JAKARTA - Palmerah menjadi salah satu kota yang memiliki sejarah dan asal usul unik di balik namanya sebelum menjadi bagian penting dari perkembangan Jakarta.
Sebagai bagian dari kecamatan di Jakarta Barat, Palmerah tidak pernah absen dari hiruk pikuk kehidupan perkotaan yang dipadati dengan pemukiman penduduk yang strategis, gedung-gedung perkantoran, hingga alat transportasi yang selalu ramai yaitu Stasiun Palmerah.
Namun, sebelum menjadi salah satu pusat perkantoran dan bisnis di Jakarta, Palmerah sudah ada sejak era kolonial Hindia Belanda dan menjadi saksi perkembangan sejarah Indonesia. Mari kita gali sejarah dan asal usul Palmerah yang telah membentuk identitas kota ini.
Kenapa dinamakan Palmerah?
Asal usul nama Palmerah berasal dari dua kata, yaitu Pal dan Merah. Kata Pal memiliki arti Patok yang merujuk pada patok-patok yang berada di sekitar pinggiran jalan di wilayah tersebut, sementara Merah merujuk pada warna merah patok-patok yang berserakan itu. Hal itulah yang menjadi alasan kenapa Palmerah dinamakan demikian.
BACA JUGA:
Diketahui bahwa patok-patok tersebut memiliki kegunaan yaitu untuk menandai batas wilayah dari Batavia (Jakarta) menuju Buitenzorg (Bogor) pada masa penjajahan Belanda.

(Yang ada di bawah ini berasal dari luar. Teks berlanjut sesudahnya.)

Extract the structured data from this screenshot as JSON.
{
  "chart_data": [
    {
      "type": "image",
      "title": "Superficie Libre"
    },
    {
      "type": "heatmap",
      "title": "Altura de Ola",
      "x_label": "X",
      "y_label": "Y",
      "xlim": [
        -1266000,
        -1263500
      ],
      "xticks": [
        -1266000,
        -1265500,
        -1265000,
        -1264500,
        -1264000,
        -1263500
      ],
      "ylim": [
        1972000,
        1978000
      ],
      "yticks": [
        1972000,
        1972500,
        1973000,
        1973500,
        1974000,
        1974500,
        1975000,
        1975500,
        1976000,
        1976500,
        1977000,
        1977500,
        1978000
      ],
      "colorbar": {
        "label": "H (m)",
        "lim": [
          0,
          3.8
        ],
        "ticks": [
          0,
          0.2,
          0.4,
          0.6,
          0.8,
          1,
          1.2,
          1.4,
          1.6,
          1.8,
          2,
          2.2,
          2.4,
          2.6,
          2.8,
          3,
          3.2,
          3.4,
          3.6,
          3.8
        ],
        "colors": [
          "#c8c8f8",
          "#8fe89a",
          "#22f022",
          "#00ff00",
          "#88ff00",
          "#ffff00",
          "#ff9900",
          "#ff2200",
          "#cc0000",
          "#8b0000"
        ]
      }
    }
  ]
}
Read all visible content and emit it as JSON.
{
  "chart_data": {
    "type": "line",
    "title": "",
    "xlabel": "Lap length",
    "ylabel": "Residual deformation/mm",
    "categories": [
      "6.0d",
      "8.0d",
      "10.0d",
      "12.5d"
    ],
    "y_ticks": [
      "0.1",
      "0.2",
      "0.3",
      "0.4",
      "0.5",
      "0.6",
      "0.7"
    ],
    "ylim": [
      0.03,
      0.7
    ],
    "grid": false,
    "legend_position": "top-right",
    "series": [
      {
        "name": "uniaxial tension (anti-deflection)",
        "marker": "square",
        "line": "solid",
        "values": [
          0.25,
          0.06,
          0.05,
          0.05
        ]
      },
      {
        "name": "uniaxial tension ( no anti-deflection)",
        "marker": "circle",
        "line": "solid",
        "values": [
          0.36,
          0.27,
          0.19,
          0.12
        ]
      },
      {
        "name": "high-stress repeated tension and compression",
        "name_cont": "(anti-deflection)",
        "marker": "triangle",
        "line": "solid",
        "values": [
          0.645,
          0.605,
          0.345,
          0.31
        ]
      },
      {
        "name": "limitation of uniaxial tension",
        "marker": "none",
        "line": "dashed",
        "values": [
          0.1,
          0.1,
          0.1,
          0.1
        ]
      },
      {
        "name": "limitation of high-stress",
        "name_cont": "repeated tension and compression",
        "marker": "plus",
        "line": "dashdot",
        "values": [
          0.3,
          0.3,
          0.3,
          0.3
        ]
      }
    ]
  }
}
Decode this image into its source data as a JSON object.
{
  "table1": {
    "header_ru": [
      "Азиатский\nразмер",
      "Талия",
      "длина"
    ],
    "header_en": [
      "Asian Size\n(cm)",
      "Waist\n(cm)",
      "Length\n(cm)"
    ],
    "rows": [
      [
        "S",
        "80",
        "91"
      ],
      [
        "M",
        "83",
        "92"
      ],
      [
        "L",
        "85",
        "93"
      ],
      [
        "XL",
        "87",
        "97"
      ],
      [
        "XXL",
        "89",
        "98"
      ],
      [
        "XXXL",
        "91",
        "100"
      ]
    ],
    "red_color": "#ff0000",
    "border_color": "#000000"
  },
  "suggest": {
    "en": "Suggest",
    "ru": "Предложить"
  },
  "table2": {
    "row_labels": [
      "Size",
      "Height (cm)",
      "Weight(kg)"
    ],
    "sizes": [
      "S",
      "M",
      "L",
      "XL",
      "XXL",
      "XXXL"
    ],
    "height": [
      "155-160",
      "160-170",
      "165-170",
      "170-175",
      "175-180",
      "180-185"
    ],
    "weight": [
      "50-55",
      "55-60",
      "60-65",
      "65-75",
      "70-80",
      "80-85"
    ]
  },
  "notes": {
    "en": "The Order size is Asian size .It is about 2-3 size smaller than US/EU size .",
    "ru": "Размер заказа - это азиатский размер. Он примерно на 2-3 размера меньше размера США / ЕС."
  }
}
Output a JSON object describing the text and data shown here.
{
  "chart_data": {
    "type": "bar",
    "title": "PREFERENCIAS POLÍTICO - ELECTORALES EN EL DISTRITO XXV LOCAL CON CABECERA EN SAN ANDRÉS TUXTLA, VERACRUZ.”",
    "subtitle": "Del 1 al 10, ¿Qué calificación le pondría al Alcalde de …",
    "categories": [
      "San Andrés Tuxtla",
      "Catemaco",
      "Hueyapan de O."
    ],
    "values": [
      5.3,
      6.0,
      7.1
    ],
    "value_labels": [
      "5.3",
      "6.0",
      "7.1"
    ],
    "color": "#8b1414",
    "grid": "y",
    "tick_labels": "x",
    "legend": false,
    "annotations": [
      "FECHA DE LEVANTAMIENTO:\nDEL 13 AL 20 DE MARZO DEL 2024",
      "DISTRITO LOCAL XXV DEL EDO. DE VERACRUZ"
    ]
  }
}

Berdasarkan sejarah, wilayah Palmerah dulunya sering digunakan sebagai tempat perlintasan para kepala daerah seperti gubernur yang menggunakan kereta kuda untuk melakukan perjalanan mereka ke Istana Bogor. Biasanya, rombongan gubernur tersebut akan mengistirahatkan kudanya di Pos Pengumben, yang tak jauh dari lokasi.
Memasuki tahun 1890-an, sebuah perusahaan kereta api bernama Staatsspoorwegen melakukan pembangunan jalur kereta beserta sejumlah stasiun, termasuk Stasiun Palmerah yang bertujuan untuk meningkatkan mobilitas penumpang di wilayah Banten, tepatnya dari Batavia ke Rangkasbitung.
BACA JUGA:
Proyek pembangunan Stasiun Palmerah itu pun nantinya akan menghubungkan Jakarta Barat melalui Stasiun Duri hingga menuju ke Rangkasbitung, melalui Stasiun Tanah Abang. Pada tahun 1899, proyek berhasil diselesaikan dan kereta api reguler mulai beroperasi di jalur tersebut.
Jalur transportasi kereta api itu menjadikan wilayah Palmerah kian ramai oleh penduduk. Bahkan, Palmerah menjadi tempat keberadaan bangunan dua villa megah milik Andries Hartsinck, seorang pejabat tinggi VOC, yang memiliki atap bergaya limasan dengan genting yang menutupinya.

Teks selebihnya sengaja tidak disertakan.